After this point, the code for either mode of operation is the same. Note that this example code includes only the second half of the setup function, and if you're copy/pasting from this example, you must copy the other half of the setup function from one of the above code chunks.
language:c
// This next section configures an interrupt. It will cause pin
// INT1 on the accelerometer to go high when the absolute value
// of the reading on the Z-axis exceeds a certain level for a
// certain number of samples.
xl.intSrcConfig(LIS331::INT_SRC, 1); // Select the source of the
// signal which appears on pin INT1. In
// this case, we want the corresponding
// interrupt's status to appear.
xl.setIntDuration(50, 1); // Number of samples a value must meet
// the interrupt condition before an
// interrupt signal is issued. At the
// default rate of 50Hz, this is one sec.

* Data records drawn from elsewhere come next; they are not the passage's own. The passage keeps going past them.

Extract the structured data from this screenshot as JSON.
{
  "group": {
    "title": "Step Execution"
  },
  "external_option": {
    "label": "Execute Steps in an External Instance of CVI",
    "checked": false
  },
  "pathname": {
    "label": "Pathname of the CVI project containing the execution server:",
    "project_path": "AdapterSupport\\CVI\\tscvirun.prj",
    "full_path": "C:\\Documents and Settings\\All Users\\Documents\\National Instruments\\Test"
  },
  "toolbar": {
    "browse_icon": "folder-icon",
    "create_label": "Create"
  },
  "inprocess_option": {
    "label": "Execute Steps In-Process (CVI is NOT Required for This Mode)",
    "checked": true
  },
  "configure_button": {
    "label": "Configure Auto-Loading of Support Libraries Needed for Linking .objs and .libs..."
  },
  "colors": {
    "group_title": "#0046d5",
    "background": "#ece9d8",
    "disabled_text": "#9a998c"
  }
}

xl.setIntThreshold(2, 1); // Threshold for an interrupt. This is
// not actual counts, but rather, actual
// counts divided by 16.
xl.enableInterrupt(LIS331::Z_AXIS, LIS331::TRIG_ON_HIGH, 1, true);
// Enable the interrupt. Parameters indicate
// which axis to sample, when to trigger
// (in this case, when the absolute mag
// of the signal exceeds the threshold),
// which interrupt source we're configuring,
// and whether to enable (true) or disable
// (false) the interrupt.
Serial.begin(115200);
}
void loop()
{
static long loopTimer = 0;
int16_t x, y, z;
if (millis() - loopTimer > 1000)
{
loopTimer = millis();
xl.readAxes(x, y, z); // The readAxes() function transfers the
// current axis readings into the three
// parameter variables passed to it.
Serial.println(x);
Serial.println(y);
Serial.println(z);
Serial.println(xl.convertToG(100,x)); // The convertToG() function
Serial.println(xl.convertToG(100,y)); // accepts as parameters the
Serial.println(xl.convertToG(100,z)); // raw value and the current
Serial.println(" "); // maximum g-rating.
}
if (digitalRead(9) == HIGH)
{
Serial.println("Interrupt");
}
}
After placing the code into the Arduino IDE, select the board definition and COM port to upload. Once compiled, check out the sensor readings by opening up a serial monitor set to 115200 baud.